Despite the sizeable growth in the loan book, non-performing loans remained largely unchanged at PKR 5.0bln (CY24: PKR 4.9bln). Consequently, the infection ratio improved to 32% at end-CY25 from 37% in the preceding year, mainly supported by growth in the performing advances portfolio rather than a material reduction in impaired loans. While the improvement in infection levels is viewed positively, asset quality indicators continue to remain elevated and pose a significant challenge to the Bank’s profitability and capitalization profile.
Market Risk
At end of CY25, the Bank’s total investment significantly increased during the period, clocking in at PKR 2.6bln (CY24: PKR 1.9bln), largely driven by an increase in exposure to Treasury Bills. The portfolio continues to remain entirely invested in government securities. The portfolio composition underscores the Bank’s conservative risk appetite and its focus on maintaining a stable liquidity profile while minimizing exposure to market and credit risks.
Funding
At the end of CY25, the Bank’s deposit base demonstrated notable growth, increasing to PKR 30.1bln from PKR 25.7bln in CY24, reflecting a year-on-year increase of approximately 17%. The growth in deposits was primarily driven by savings deposits, which increased to PKR 15.2bln (CY24: PKR 13.5bln). The expanding deposit base also provides relative stability to the Bank’s funding structure and supports liquidity management. Meanwhile, the Bank’s borrowings stood at PKR 2.4bln at the end of CY25 (CY24: PKR 2.1bln), depicting a moderate increase during the period. The borrowings continue to supplement the Bank’s funding requirements and support operational liquidity. Going forward, the Bank’s ability to sustain deposit mobilization and gradually improve its CASA mix will remain important for strengthening its overall funding profile and containing the cost of funds.
Cashflows & Coverages
A sizeable portion of the Bank’s liquidity is maintained in government securities and placements with financial institutions, which provides strength to its overall risk profile and liquidity management framework. Meanwhile, the net advances-to-deposit ratio stood at 37.1% at the end of CY25 compared to 35.2% in CY24, reflecting the Bank’s relatively cautious lending posture and adequate liquidity cushion.
Capital Adequacy
The Bank’s capitalization profile remained under considerable pressure at the end of CY25, primarily due to persistent accumulated losses, which stood at PKR 15.9bln (CY24: PKR 14.3bln). Consequently, the Bank’s equity position remained negative and stood at PKR 10.5bln at end-CY25 compared to negative equity of PKR 9.4bln in the preceding year, reflecting continued erosion in the capital base.

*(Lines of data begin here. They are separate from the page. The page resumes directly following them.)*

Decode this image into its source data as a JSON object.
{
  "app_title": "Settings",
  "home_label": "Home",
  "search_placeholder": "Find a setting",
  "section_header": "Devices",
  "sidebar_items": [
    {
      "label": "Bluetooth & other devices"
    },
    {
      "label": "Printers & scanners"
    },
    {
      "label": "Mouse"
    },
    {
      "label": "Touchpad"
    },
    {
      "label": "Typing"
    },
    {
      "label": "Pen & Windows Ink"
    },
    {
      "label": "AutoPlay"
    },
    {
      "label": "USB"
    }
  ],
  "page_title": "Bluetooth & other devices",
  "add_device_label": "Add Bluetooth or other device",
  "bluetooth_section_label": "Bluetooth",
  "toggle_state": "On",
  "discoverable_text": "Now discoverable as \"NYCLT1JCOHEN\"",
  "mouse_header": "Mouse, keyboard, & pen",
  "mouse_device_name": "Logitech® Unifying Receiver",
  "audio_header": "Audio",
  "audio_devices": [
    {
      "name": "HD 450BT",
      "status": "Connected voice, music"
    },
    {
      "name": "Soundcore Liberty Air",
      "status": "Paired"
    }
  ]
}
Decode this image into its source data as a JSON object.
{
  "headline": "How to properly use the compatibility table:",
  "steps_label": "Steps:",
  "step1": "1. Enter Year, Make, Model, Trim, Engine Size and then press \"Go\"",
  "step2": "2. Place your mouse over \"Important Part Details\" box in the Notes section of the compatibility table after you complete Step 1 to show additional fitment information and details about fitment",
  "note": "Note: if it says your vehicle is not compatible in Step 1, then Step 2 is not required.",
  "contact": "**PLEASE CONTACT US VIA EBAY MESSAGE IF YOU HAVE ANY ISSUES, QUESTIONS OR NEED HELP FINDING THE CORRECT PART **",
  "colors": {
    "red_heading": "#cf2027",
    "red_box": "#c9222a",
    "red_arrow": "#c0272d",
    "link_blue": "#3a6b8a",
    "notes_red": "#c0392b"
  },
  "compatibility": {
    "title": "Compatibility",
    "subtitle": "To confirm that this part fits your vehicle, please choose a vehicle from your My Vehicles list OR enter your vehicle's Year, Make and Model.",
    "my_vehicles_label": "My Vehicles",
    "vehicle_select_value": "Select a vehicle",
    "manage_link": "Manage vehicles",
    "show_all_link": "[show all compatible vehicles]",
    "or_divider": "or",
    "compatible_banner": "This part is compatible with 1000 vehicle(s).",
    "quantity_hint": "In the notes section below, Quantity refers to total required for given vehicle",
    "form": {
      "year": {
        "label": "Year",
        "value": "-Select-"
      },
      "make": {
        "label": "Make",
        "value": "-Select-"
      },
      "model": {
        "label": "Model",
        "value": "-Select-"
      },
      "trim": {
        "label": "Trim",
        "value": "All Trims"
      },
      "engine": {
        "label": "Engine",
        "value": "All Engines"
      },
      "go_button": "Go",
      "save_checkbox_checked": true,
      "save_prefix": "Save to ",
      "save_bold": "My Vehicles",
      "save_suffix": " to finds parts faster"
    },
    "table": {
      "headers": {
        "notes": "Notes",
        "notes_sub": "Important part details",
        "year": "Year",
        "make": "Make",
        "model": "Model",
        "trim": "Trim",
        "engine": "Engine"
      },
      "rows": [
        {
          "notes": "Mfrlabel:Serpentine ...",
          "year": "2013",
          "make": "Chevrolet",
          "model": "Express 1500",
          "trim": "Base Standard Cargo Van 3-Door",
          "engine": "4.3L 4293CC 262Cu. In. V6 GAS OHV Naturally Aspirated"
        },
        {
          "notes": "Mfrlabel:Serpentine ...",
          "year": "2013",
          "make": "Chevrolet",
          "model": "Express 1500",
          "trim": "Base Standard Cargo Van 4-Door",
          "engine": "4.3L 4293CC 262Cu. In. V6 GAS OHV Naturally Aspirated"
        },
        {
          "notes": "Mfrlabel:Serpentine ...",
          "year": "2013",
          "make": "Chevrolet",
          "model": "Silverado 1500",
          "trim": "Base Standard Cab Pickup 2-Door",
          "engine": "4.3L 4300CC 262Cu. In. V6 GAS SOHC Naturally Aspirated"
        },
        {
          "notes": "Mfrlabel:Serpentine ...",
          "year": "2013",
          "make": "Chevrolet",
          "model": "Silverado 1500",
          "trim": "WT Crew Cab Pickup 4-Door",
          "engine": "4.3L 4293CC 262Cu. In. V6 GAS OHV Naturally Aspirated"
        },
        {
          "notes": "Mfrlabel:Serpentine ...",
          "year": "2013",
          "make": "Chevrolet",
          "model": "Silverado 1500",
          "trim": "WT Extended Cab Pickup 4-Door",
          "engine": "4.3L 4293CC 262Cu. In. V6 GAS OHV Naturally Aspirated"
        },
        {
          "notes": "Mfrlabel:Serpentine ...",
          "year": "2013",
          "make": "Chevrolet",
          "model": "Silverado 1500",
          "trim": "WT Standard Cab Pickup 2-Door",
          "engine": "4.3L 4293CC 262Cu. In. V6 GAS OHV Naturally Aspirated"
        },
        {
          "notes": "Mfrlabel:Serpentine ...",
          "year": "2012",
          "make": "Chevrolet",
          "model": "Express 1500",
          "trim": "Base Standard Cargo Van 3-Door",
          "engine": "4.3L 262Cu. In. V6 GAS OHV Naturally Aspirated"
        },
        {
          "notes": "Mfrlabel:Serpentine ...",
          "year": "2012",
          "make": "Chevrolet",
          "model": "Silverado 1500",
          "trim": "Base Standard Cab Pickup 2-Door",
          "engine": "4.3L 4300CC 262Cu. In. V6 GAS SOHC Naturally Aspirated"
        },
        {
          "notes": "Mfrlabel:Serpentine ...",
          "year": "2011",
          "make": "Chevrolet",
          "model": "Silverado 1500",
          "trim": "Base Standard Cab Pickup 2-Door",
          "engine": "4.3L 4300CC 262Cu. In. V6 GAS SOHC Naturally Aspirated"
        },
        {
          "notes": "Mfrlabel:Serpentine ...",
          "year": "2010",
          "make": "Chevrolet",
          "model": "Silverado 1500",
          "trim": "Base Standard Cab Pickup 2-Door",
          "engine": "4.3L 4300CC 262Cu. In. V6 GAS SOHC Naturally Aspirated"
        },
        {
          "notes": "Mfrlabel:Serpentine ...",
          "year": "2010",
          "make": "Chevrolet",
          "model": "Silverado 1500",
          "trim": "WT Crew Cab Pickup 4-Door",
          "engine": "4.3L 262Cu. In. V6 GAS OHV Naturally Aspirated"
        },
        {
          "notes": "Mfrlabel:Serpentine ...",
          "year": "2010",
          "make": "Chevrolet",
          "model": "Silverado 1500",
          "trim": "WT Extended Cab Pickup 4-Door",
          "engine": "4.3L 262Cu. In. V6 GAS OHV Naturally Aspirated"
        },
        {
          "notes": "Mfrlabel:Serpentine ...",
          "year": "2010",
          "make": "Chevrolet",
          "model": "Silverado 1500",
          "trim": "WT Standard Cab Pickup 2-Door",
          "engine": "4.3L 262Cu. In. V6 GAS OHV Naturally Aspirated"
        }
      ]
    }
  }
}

Furthermore, the Bank remained non-compliant with the regulatory Minimum Capital Requirement (MCR) as well as the prescribed Capital Adequacy Ratio (CAR), highlighting ongoing pressure on its solvency indicators and regulatory capital position.The CAR of the Bank stood at -259% at the end of CY25 (CY24: -224%) The weakened capitalization matrix continues to pose a key challenge for the Bank and underscores the importance of sustained sponsor support and timely capital injections. Going forward, improvement in internal capital generation, recovery from written-off exposures, and successful execution of the Bank’s recovery strategy will remain critical to strengthening its capitalization profile and achieving regulatory compliance.